Up on Sam’s computer screen was a website for Enid’s, Brooklyn, which, it turned out, was a bar in Greenpoint. I looked around the empty room again. Was that where he’d gone? To a bar in Greenpoint in the middle of the day? It had only been a matter of days since he’d bashed his head.

For fuck’s sake, Sam.

My face felt hot as I dialed his number. When the call went straight to voice mail, I had a long moment where I thought I might leave a message telling him not to bother coming home. A moment when I felt like even rehab wouldn’t be enough. But instead of saying that, instead of saying anything, I closed my eyes, swallowed down my sorrow and anger, and hung up the phone.

Fifteen minutes later I stood on the short, tree-lined stretch of Montgomery Place between Eighth Avenue and the park, staring up at Zach’s impressive brownstone. In the golden late-afternoon sun, it was breathtaking. Five floors of flawless reddish-brown sandstone, with an extravagant stoop that seemed twice the width of the ones on either side. Through the huge windows in front, I could see a massive Art Deco chandelier floating under fifteen-foot ceilings.

Of course, given Zach’s success, I did wonder why he and Amanda had chosen Brooklyn over Manhattan. I imagined Zach could have easily afforded a similar home in Tribeca or the West Village. Brooklyn did have a unique charm, but so did those neighborhoods. If Amanda was from a small town, though, maybe she’d been the one who preferred something quieter and more down-to-earth for Case.

I held my breath as I finally made my way up the front steps, relieved that there was no crime tape or any other indication that Zach’s home was still being held by police. Not that I was looking forward to actually going inside. From Zach’s own description, it had been a particularly gruesome scene, and it wouldn’t have been cleaned up. The police and EMTs didn’t mop up the blood and sanitize after your wife’s bludgeoned body was taken away. It was left to you to put your house back in order, even when they didn’t think you were the one responsible for breaking it to pieces.

At the top of the steps, I crouched down next to a large planter filled with chic fernlike greenery. It lifted easily, and there was the key on the ground underneath.

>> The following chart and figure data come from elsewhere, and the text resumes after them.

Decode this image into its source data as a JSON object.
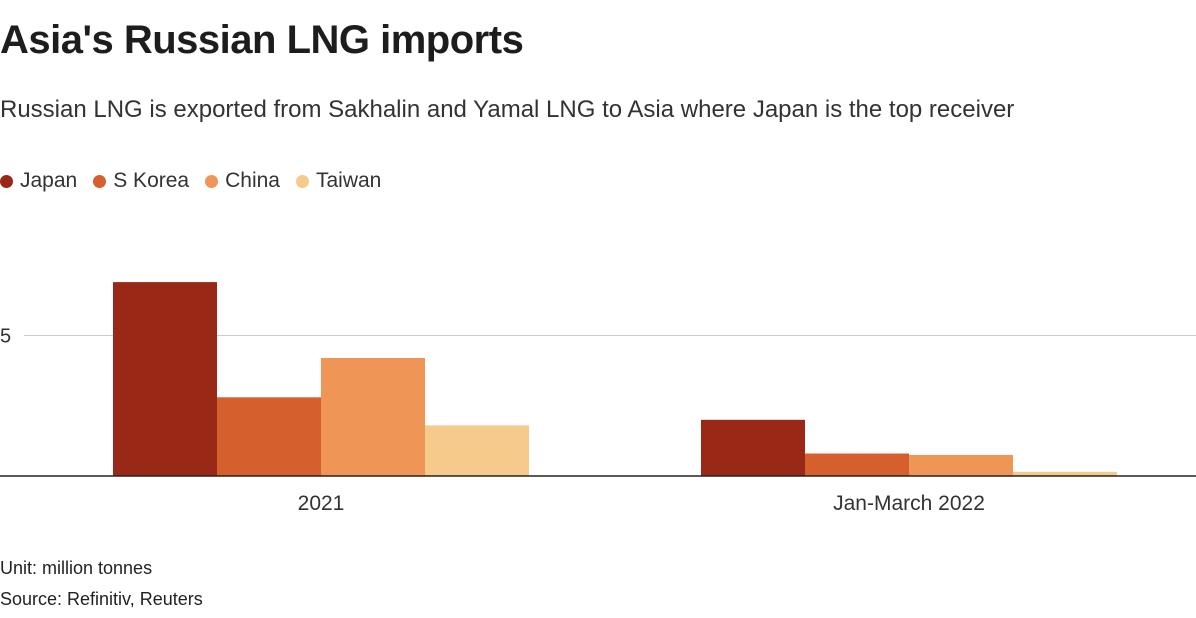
{
  "title": "Asia's Russian LNG imports",
  "subtitle": "Russian LNG is exported from Sakhalin and Yamal LNG to Asia where Japan is the top receiver",
  "unit": "Unit: million tonnes",
  "source": "Source: Refinitiv, Reuters",
  "colors": {
    "Japan": "#9a2817",
    "S Korea": "#d5602e",
    "China": "#ef9556",
    "Taiwan": "#f6ca8a",
    "grid": "#cccccc",
    "axis": "#222222"
  },
  "chart_data": {
    "type": "bar",
    "title": "Asia's Russian LNG imports",
    "subtitle": "Russian LNG is exported from Sakhalin and Yamal LNG to Asia where Japan is the top receiver",
    "categories": [
      "2021",
      "Jan-March 2022"
    ],
    "series": [
      {
        "name": "Japan",
        "values": [
          6.9,
          2.0
        ]
      },
      {
        "name": "S Korea",
        "values": [
          2.8,
          0.8
        ]
      },
      {
        "name": "China",
        "values": [
          4.2,
          0.75
        ]
      },
      {
        "name": "Taiwan",
        "values": [
          1.8,
          0.15
        ]
      }
    ],
    "yticks": [
      5
    ],
    "ylim": [
      0,
      8
    ],
    "grid": true,
    "legend": "top-left",
    "xlabel": "",
    "ylabel": ""
  }
}
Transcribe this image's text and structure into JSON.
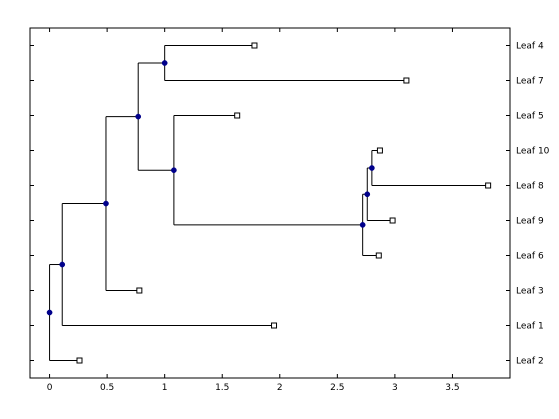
{
  "chart_data": {
    "type": "dendrogram",
    "orientation": "horizontal",
    "x_ticks": [
      {
        "value": 0,
        "label": "0"
      },
      {
        "value": 0.5,
        "label": "0.5"
      },
      {
        "value": 1,
        "label": "1"
      },
      {
        "value": 1.5,
        "label": "1.5"
      },
      {
        "value": 2,
        "label": "2"
      },
      {
        "value": 2.5,
        "label": "2.5"
      },
      {
        "value": 3,
        "label": "3"
      },
      {
        "value": 3.5,
        "label": "3.5"
      }
    ],
    "xlim": [
      -0.17,
      4.0
    ],
    "leaf_order_top_to_bottom": [
      "Leaf 4",
      "Leaf 7",
      "Leaf 5",
      "Leaf 10",
      "Leaf 8",
      "Leaf 9",
      "Leaf 6",
      "Leaf 3",
      "Leaf 1",
      "Leaf 2"
    ],
    "leaves": [
      {
        "name": "Leaf 4",
        "x": 1.78
      },
      {
        "name": "Leaf 7",
        "x": 3.1
      },
      {
        "name": "Leaf 5",
        "x": 1.63
      },
      {
        "name": "Leaf 10",
        "x": 2.87
      },
      {
        "name": "Leaf 8",
        "x": 3.81
      },
      {
        "name": "Leaf 9",
        "x": 2.98
      },
      {
        "name": "Leaf 6",
        "x": 2.86
      },
      {
        "name": "Leaf 3",
        "x": 0.78
      },
      {
        "name": "Leaf 1",
        "x": 1.95
      },
      {
        "name": "Leaf 2",
        "x": 0.26
      }
    ],
    "nodes": [
      {
        "id": "n1",
        "x": 0.0,
        "children": [
          "n2",
          "Leaf 2"
        ]
      },
      {
        "id": "n2",
        "x": 0.11,
        "children": [
          "n3",
          "Leaf 1"
        ]
      },
      {
        "id": "n3",
        "x": 0.49,
        "children": [
          "n4",
          "Leaf 3"
        ]
      },
      {
        "id": "n4",
        "x": 0.77,
        "children": [
          "n5",
          "n6"
        ]
      },
      {
        "id": "n5",
        "x": 1.0,
        "children": [
          "Leaf 4",
          "Leaf 7"
        ]
      },
      {
        "id": "n6",
        "x": 1.08,
        "children": [
          "Leaf 5",
          "n7"
        ]
      },
      {
        "id": "n7",
        "x": 2.72,
        "children": [
          "n8",
          "Leaf 6"
        ]
      },
      {
        "id": "n8",
        "x": 2.76,
        "children": [
          "n9",
          "Leaf 9"
        ]
      },
      {
        "id": "n9",
        "x": 2.8,
        "children": [
          "Leaf 10",
          "Leaf 8"
        ]
      }
    ],
    "colors": {
      "line": "#000000",
      "node_fill": "#00008b",
      "leaf_fill": "#ffffff"
    }
  }
}
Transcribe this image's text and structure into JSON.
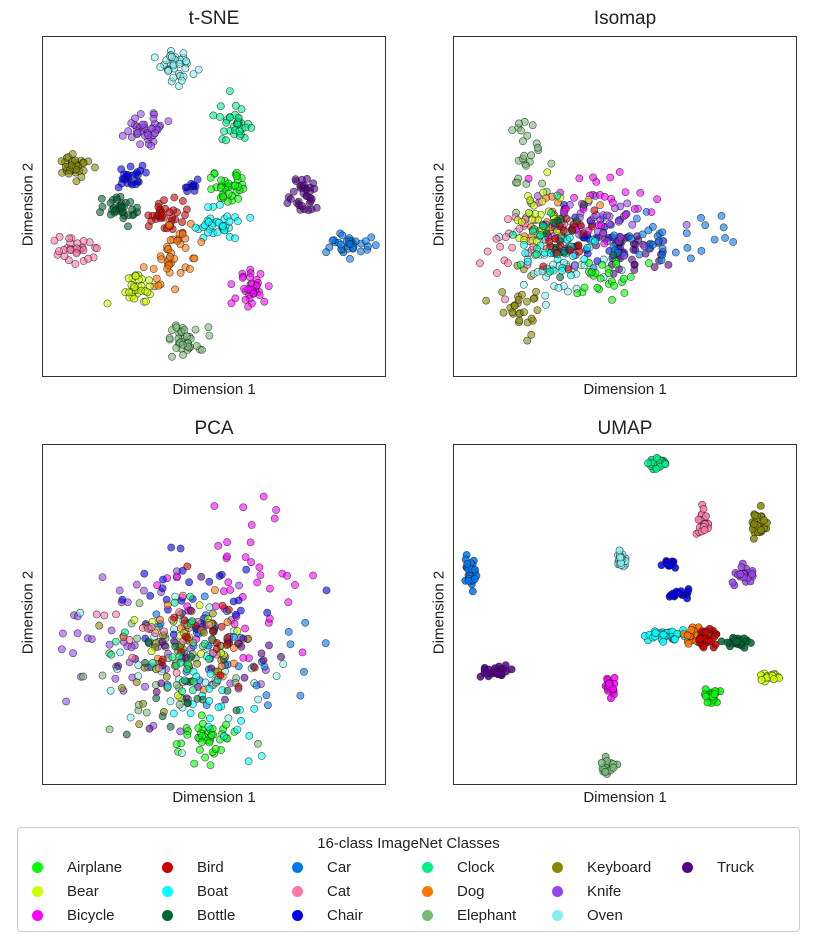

Shit. I had been hoping the key might be gone, proof that somebody other than Zach had indeed used it to gain entry the night Amanda died. Somebody who’d also used Zach’s golf club to beat her to death.

But the notion that somebody had swiped the key, used it to get in, killed Amanda, and then put it back? Some things strained credulity. Like the idea that Zach had simply forgotten to tell me about the part of his hearing where an outstanding warrant was discussed.